Film editors

14 Apr

Another submission to IMDb, another response it would be fair to characterise as “robust”:

Screen Shot 2015-03-31 at 22.51.51

We first encountered the robot editors of the Internet Movie Database last year, attempting to get an episode summary past its stern battery of automatic parsers. Recently, though, another artificial writing assistant, Grammarly, has come to prominence following a high-profile marketing campaign in which the company attempted to grammar-check EL James’s Fifty Shades Of Grey when the film of the book premiered. It ran James’s text and that of several famous historical authors through the system, and presented its findings in a lively press release.

Grammarly is a hugely ambitious undertaking: an algorithm that attempts to read and parse text like a human editor, and check spellings and punctuation in context. Unfortunately, the marketing push didn’t go as well as might have been hoped. As was widely observed, notably by Jonathon Owen at Arrant Pedantry, the worked examples contained several infelicities or mistakes, including some questionable overpunctuating and a suggestion that The Tempest be corrected to “We are such stuff on which dreams are made on“. As Arrant Pedantry concluded, many of the things Grammarly found in its press release weren’t errors and, where it intervened, “the suggested fixes always worsen the writing”.

The IMDb parser is a much less ambitious undertaking. It doesn’t work on free-form text or purport to “read”: instead, it controls inputs tightly by using step-by-step data entry. And yet somehow, it feels so much more like being edited.

Above all, it’s the tone.

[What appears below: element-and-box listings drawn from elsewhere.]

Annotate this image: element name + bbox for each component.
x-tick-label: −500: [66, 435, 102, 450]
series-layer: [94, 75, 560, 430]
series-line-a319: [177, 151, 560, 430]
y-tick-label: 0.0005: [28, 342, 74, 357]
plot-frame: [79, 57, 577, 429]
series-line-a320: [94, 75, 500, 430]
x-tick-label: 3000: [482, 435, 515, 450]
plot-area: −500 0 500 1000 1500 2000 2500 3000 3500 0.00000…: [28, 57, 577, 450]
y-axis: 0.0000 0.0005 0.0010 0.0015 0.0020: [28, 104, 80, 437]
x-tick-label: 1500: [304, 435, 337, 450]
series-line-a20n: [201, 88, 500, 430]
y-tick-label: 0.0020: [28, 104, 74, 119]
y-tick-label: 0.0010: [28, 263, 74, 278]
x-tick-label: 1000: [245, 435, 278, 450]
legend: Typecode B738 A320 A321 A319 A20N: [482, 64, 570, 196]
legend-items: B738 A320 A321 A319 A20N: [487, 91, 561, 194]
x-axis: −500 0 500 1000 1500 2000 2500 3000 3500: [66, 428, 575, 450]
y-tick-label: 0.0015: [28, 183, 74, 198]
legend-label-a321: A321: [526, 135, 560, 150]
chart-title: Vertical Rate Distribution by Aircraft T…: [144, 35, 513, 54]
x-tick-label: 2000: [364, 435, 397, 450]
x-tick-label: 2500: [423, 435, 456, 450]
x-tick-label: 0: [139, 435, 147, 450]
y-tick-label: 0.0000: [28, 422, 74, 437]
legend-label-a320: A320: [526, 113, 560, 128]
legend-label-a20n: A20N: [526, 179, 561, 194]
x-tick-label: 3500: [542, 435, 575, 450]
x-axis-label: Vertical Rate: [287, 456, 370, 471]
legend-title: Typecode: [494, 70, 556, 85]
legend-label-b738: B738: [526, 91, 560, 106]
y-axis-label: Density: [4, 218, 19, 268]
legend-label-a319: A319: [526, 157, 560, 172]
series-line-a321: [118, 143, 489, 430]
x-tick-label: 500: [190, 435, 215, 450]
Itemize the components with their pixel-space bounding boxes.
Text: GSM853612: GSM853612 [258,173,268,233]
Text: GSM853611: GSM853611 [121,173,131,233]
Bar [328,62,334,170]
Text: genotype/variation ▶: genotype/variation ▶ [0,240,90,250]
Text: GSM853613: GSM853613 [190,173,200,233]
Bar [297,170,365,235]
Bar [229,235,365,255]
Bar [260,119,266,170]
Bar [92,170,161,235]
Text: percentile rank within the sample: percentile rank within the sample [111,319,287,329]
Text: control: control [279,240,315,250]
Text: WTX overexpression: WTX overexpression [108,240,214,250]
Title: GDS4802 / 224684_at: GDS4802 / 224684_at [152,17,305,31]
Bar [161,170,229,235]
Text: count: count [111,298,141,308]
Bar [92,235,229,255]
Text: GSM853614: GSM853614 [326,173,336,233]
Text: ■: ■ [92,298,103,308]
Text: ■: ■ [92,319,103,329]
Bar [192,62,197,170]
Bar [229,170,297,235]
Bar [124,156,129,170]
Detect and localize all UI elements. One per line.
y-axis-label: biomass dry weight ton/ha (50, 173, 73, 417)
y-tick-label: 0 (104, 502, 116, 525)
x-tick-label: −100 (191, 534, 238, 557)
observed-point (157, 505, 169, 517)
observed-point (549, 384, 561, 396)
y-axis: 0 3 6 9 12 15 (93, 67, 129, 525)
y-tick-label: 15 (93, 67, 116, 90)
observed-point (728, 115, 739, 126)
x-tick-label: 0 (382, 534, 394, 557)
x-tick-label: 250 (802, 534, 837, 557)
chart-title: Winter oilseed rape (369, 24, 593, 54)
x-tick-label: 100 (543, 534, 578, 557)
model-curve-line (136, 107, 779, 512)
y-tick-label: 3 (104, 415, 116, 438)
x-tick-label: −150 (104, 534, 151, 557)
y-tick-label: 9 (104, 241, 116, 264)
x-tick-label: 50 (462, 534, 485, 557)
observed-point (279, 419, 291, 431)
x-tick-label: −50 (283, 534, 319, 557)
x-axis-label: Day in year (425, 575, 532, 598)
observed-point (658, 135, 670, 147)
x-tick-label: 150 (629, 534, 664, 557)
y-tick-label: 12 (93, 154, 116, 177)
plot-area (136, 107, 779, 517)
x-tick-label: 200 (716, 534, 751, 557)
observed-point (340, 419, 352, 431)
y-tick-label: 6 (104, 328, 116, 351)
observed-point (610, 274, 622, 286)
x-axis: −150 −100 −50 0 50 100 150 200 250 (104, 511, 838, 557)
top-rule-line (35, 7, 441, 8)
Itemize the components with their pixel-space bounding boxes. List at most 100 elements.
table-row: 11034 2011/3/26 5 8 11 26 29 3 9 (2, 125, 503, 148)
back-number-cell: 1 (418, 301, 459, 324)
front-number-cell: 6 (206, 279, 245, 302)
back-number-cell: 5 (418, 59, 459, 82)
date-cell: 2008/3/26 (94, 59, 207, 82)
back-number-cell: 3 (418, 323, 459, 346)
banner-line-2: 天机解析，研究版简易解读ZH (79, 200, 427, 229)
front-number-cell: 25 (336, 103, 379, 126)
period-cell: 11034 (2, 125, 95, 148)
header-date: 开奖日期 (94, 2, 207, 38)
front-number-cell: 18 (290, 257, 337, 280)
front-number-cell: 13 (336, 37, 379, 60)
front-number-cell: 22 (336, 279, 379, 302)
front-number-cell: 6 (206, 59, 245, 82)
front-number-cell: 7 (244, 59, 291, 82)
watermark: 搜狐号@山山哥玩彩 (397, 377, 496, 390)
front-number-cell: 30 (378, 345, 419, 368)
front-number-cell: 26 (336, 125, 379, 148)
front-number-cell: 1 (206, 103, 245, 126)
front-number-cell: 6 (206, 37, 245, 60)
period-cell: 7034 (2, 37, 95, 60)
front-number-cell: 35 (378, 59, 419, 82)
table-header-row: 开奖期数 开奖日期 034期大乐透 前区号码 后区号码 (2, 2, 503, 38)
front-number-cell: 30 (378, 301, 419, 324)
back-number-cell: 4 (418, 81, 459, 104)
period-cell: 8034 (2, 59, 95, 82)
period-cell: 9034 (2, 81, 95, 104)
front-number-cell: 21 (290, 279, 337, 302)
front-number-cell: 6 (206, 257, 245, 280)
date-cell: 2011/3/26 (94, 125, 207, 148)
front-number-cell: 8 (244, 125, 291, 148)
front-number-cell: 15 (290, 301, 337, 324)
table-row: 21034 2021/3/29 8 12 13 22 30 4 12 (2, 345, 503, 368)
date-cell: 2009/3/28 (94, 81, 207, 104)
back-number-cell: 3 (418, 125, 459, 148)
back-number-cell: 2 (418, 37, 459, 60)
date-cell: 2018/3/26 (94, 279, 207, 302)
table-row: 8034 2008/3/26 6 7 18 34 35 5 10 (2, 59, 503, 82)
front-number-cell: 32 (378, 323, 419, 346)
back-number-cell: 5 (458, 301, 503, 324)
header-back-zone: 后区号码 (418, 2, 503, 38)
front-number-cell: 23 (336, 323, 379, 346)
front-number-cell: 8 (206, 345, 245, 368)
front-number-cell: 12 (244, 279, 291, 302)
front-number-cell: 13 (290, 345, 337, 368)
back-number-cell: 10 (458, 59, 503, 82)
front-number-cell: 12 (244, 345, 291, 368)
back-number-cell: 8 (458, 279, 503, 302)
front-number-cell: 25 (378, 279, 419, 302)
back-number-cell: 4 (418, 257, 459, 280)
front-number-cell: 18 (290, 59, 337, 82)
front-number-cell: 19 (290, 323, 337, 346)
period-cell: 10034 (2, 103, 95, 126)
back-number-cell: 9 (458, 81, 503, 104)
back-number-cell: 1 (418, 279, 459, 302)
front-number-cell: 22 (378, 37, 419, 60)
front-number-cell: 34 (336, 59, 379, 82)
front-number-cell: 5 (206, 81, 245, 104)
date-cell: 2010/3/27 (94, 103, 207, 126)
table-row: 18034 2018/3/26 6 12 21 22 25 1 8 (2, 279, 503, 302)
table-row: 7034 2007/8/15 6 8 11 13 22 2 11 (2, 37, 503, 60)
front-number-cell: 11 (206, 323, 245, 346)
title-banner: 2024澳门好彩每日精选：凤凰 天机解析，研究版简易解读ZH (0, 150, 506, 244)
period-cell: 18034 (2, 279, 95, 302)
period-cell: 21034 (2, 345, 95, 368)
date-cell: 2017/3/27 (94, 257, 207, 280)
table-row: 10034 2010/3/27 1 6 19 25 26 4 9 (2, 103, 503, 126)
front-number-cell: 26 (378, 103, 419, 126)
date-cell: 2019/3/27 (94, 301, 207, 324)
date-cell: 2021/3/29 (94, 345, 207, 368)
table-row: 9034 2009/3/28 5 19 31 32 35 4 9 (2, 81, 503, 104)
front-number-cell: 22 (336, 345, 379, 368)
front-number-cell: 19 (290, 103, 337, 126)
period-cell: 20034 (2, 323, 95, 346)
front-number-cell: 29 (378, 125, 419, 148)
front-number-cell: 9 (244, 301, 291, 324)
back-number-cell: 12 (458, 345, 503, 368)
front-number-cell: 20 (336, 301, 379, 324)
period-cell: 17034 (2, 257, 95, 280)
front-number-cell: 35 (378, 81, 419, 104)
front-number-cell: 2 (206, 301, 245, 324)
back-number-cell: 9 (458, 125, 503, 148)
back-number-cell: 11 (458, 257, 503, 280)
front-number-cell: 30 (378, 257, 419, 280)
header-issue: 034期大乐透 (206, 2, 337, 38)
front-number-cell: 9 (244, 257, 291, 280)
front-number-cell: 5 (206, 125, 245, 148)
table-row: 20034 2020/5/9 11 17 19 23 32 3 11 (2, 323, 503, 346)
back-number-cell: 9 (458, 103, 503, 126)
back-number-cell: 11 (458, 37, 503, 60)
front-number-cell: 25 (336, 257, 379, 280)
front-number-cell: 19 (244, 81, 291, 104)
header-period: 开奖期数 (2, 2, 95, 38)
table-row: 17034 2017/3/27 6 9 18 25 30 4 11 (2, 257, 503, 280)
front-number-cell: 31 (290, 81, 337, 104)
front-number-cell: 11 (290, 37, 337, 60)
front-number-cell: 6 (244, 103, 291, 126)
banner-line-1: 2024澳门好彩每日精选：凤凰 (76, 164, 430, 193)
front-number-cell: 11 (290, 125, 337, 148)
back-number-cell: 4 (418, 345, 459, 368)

As ever, the rejection notice at the top is brisk but not wholly discouraging, like a copy editor intercepting a reporter with a question. Then there’s the fact-checking and the resultant queries, and the automatic corrections for house style (surname, first name), done without a song and dance. Then there’s the institutional memory and the ever-so-slight weariness that goes with it: there are 3,304 attributes like this already – are you sure you want to create a new one? Then there’s the encouragement not to touch the type: “If you don’t understand how the ordering should be formatted, please leave it blank.” And, as we saw last time, it enforces word counts ruthlessly and threatens to reassign material elsewhere if it’s not cut to fit.

Maybe Grammarly wouldn’t have stumbled over the cap ‘W’ in “Written” and asked for guidance; IMDb doesn’t do line-by-line context and only really spellchecks the proper nouns already in its database. But this is big-picture, organisational editing for accuracy and factual consistency. Rather than entering the murky, and often highly debatable, world of comma use and the passive voice, it just aims to get things cross-referred and reliable.

In fact, quite a lot of real editors’ work is like the kind of  “database editing” IMDb does. Is that how we normally spell it? Haven’t I read that paragraph somewhere else? Someone else has written a piece about this: what does that say? The parser may not be able to write a headline, but it can certainly keep control of a multi-contributor encyclopaedia.

Assertive,  detail-oriented, unbending about style, weary but polite – and, as we see from the “override” tickboxes, stoical about the possibility of being ignored: doesn’t that sound just like an editor? These robots are getting more lifelike by the day.

One Response to “Film editors”

  1. Jeff April 19, 2015 at 9:10 pm #

    It may be that before long, writing witty headlines is all the (human) subs have left to do.